The Effects of Dysregulating Cyclic-di-GMP Pathways on Survival of Salmonella in Chicken Eggs

Culp Room 304

In a world with growing resistance to existing antibiotics, new approaches to finding new antibacterials are essential to fighting infections. Concerningly, antibiotic resistance is a growing problem in commercialized farming, where contaminated chicken eggs contribute to causing an estimated 142,000 cases of Salmonella infections in the U.S. every year. Cyclic di-GMP (CDG) is a secondary messenger molecule that Salmonella uses to regulate many signaling pathways in response to the environment, including desiccation tolerance and biofilm production.

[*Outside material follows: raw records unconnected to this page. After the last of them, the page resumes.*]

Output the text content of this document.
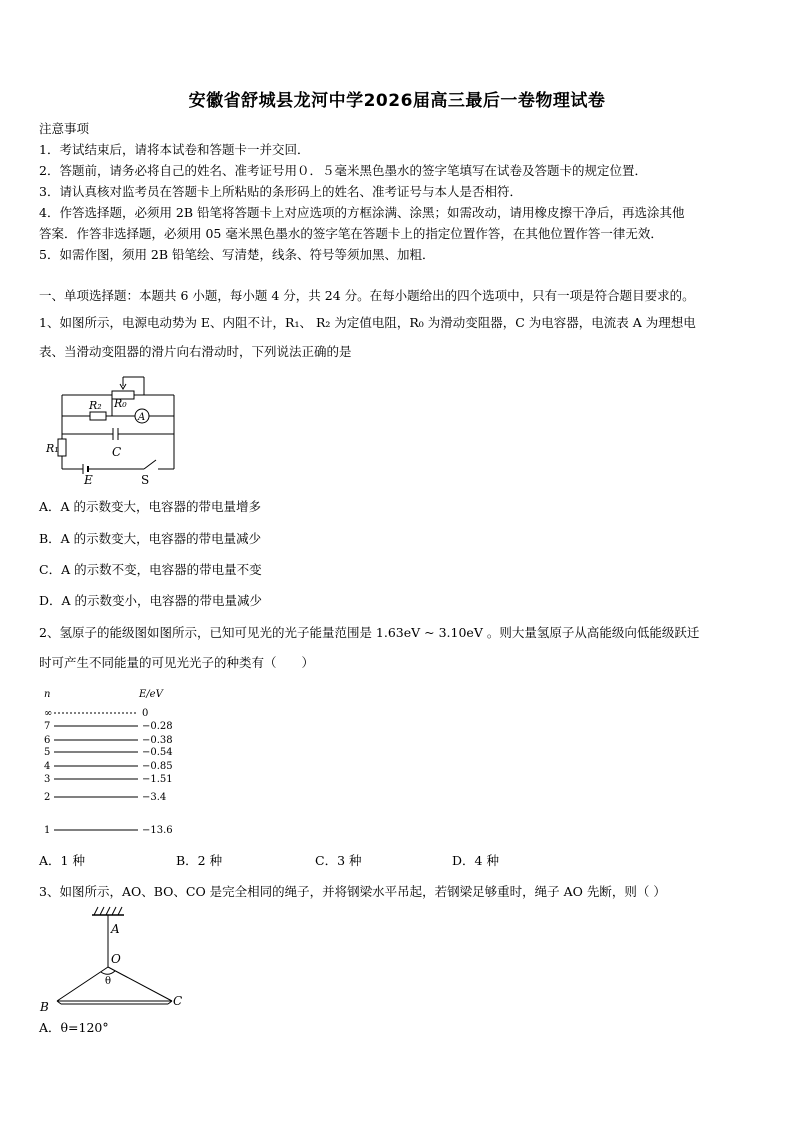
安徽省舒城县龙河中学2026届高三最后一卷物理试卷
注意事项
1．考试结束后，请将本试卷和答题卡一并交回．
2．答题前，请务必将自己的姓名、准考证号用０．５毫米黑色墨水的签字笔填写在试卷及答题卡的规定位置．
3．请认真核对监考员在答题卡上所粘贴的条形码上的姓名、准考证号与本人是否相符．
4．作答选择题，必须用 2B 铅笔将答题卡上对应选项的方框涂满、涂黑；如需改动，请用橡皮擦干净后，再选涂其他
答案．作答非选择题，必须用 05 毫米黑色墨水的签字笔在答题卡上的指定位置作答，在其他位置作答一律无效．
5．如需作图，须用 2B 铅笔绘、写清楚，线条、符号等须加黑、加粗．
一、单项选择题：本题共 6 小题，每小题 4 分，共 24 分。在每小题给出的四个选项中，只有一项是符合题目要求的。
1、如图所示，电源电动势为 E、内阻不计，R₁、 R₂ 为定值电阻，R₀ 为滑动变阻器，C 为电容器，电流表 A 为理想电
表、当滑动变阻器的滑片向右滑动时，下列说法正确的是
R₂ R₀
A
R₁	C
E	S
A．A 的示数变大，电容器的带电量增多
B．A 的示数变大，电容器的带电量减少
C．A 的示数不变，电容器的带电量不变
D．A 的示数变小，电容器的带电量减少
2、氢原子的能级图如图所示，已知可见光的光子能量范围是 1.63eV ~ 3.10eV 。则大量氢原子从高能级向低能级跃迁
时可产生不同能量的可见光光子的种类有（　　）
n	E/eV
∞	0
7	−0.28
6	−0.38
5	−0.54
4	−0.85
3	−1.51
2	−3.4
1	−13.6
A．1 种	B．2 种	C．3 种	D．4 种
3、如图所示，AO、BO、CO 是完全相同的绳子，并将钢梁水平吊起，若钢梁足够重时，绳子 AO 先断，则（ ）
A
O
θ
B	C
A．θ=120°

Certain primary stimuli from the environment will cause Salmonella to make CDG, which will bind to an effector molecule to initiate a signaling pathway for a desired response. The ability to disrupt this pathway could showcase a new potential target for new therapeutics. I hypothesized that by dysregulating the CDG response in Salmonella Typhimurium, the survival of the bacterium on eggshells or in egg whites would be affected. Therefore, we investigated survival of S. Typhimurium in the presence of two known CDG modulators, L-arginine and salicylic acid, in the egg white and on the eggshell. L-arginine was previously found to activate production of CDG in S. Typhimurium, while salicylic acid was found to lower CDG levels. Bacteria were exposed to either L-arginine or salicylic acid (or plain media as a negative control) and tested for survival either within egg white or after two days of desiccation on an eggshell. Assessments were also made with bacterial strains that did not have proteins associated with the CDG pathway: BcsA, a CDG-responsive cellulose synthase that produces biofilm-forming exopolysaccharide and STM1987, the L-arginine-response diguanylate cyclase that generates CDG. In the presence of L-arginine, S. Typhimurium survival significantly increased within egg whites compared to wild-type, while salicylic acid exhibited no change in survival. Deletion mutants of BcsA or STM1987 showed similar results, implying that CDG-mediated cellulose synthesis may not be directly involved in L-arginine survival. This work is the foundation for further analysis of chemical inhibitors of S. Typhimurium in egg whites and on the surface of eggshells. We also plan to examine other naturally occurring compounds as well as do transposon analysis to further understand these signaling pathways and potentially present a new target for new antibiotics.